Penentuan Aktivitas Antibakteri Ekstrak Etanol Daun Bambu (Bambusa vulgaris) terhadap Bakteri Salmonella typhi Secara In Vitro
Abstract
Daun Bambusa vulgaris banyak dimanfaatkan masyarakat dalam bidang kesehatan. Daun
Bambusa mengandung fenol dan flavonoid yang telah terbukti memiliki aktivitas antibakteri.
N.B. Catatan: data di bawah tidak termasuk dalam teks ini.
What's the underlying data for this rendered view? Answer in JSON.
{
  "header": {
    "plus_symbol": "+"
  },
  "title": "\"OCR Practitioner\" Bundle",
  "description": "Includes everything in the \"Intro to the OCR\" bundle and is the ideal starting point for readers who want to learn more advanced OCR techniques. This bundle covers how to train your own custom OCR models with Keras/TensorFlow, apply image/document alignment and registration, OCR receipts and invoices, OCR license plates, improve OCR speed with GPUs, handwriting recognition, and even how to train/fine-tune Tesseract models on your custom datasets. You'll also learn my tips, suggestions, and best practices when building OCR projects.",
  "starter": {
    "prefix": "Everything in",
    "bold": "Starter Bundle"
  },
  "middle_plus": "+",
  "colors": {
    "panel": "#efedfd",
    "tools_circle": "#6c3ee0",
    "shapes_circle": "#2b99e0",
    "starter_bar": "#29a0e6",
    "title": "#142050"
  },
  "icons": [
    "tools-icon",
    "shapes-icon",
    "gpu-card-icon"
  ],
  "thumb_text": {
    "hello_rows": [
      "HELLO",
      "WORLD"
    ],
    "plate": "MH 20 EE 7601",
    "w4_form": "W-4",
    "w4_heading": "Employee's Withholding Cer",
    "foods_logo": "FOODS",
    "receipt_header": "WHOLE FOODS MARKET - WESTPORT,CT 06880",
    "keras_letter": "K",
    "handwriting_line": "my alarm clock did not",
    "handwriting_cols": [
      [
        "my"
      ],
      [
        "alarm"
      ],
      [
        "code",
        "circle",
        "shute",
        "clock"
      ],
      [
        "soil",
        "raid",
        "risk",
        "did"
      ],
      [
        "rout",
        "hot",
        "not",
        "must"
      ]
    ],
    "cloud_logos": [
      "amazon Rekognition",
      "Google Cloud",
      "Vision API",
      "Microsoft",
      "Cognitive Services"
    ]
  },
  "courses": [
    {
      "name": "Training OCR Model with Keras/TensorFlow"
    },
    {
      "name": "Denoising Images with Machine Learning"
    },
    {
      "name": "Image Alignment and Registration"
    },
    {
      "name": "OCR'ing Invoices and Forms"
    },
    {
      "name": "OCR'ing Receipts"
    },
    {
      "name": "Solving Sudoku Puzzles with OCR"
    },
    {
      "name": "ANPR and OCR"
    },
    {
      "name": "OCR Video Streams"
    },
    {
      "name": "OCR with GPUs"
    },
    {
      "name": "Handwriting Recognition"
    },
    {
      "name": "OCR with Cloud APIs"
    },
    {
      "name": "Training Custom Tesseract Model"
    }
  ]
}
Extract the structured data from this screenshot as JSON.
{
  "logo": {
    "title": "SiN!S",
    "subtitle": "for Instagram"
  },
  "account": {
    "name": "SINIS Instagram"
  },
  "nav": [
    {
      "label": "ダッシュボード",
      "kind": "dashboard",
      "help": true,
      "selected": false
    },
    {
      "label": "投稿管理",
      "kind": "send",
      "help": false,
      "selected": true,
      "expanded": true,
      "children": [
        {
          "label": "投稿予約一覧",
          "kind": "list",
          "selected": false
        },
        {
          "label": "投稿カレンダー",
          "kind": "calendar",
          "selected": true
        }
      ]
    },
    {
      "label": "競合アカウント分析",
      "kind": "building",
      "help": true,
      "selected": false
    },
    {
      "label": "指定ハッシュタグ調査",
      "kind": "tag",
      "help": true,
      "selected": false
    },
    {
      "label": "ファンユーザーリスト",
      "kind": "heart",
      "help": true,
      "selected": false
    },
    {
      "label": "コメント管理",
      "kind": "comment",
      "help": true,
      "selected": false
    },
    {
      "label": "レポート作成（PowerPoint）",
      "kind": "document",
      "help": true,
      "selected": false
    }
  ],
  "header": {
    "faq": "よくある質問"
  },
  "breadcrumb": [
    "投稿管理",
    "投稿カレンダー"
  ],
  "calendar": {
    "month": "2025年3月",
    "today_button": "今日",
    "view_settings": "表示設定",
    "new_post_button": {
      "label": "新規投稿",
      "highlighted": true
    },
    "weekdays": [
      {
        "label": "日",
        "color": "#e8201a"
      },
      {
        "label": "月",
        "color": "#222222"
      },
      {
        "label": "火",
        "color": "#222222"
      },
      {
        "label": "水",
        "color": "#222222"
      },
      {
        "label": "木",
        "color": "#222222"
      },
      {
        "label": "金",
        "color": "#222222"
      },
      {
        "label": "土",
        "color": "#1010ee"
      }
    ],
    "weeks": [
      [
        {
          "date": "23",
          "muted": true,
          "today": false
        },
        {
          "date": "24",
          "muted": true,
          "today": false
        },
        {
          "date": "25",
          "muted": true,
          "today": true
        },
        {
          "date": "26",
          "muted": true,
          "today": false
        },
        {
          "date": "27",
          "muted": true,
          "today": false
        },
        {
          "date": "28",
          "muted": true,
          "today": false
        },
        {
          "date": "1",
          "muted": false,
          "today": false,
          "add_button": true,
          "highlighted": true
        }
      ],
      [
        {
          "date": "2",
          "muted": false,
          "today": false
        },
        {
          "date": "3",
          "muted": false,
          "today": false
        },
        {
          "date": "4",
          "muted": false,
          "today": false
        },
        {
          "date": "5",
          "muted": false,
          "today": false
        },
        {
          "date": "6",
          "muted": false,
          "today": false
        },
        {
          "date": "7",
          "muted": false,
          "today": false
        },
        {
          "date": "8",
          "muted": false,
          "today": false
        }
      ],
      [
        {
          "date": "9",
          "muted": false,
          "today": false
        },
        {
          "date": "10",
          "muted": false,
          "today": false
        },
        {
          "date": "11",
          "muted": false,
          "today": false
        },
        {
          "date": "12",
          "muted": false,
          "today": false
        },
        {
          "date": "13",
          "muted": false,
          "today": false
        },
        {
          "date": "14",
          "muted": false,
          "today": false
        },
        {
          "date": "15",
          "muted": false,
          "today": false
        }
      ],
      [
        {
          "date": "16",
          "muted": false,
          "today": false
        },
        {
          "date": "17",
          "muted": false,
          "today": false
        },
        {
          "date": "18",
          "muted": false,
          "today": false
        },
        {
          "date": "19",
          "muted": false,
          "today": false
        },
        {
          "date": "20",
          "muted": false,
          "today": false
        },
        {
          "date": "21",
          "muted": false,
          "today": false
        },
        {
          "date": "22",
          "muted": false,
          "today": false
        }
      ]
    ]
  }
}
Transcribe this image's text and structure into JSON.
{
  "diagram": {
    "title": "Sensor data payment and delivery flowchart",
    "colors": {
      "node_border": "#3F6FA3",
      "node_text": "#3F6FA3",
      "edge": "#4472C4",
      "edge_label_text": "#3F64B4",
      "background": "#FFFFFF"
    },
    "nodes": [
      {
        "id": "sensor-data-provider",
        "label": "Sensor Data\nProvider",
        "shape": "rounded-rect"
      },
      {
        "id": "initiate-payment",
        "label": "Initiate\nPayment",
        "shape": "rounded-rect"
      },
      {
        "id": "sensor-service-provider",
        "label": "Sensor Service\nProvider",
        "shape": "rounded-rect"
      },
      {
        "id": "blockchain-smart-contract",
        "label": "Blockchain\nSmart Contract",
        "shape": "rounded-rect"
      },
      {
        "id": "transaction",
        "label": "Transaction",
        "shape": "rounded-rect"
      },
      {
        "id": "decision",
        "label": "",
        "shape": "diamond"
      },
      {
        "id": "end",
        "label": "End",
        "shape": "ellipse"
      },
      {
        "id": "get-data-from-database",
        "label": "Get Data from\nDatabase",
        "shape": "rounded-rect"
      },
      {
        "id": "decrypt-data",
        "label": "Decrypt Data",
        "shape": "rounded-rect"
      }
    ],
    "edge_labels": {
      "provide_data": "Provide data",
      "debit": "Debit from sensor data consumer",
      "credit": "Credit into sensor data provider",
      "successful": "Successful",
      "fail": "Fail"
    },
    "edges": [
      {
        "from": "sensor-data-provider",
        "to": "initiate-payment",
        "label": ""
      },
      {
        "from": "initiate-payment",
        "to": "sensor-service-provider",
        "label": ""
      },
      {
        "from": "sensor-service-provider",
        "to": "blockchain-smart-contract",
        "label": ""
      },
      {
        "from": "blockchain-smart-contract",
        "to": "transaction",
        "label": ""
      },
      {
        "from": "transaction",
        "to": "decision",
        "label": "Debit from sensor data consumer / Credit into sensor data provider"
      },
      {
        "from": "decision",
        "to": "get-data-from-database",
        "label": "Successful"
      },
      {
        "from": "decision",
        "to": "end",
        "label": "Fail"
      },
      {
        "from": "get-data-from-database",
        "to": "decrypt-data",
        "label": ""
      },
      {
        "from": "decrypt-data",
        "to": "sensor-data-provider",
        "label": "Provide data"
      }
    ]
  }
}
Penelitian ini bertujuan untuk menentukan aktivitas antibakteri ekstrak etanol daun Bambusa
vulgaris pada bakteri Salmonella typhi penyebab penyakit infeksi saluran pencernaan yaitu
demam typoid. Penentuan aktivitas antibakteri daun Bambusa vulgaris menggunakan metode
difusi cakram Kirby-Bauer dengan konsentrasi 20; 40; 60; 80; 100; 120 mg/mL. Hasil aktivitas
antibakteri Salmonella typhi yaitu 120 mg/mL dengan rata-rata zona hambat 13,42 mm ± 0.06.
Kesimpulan dari penelitian ini adalah ekstrak etanol daun bambu (Bambusa vulgaris) memiliki
aktivitas antibakteri pada bakteri Salmonella typhi yaitu 120 mg/mL.
Kata kunci: Aktivitas Antibakteri; Bambusa vulgaris; Salmonella typhi.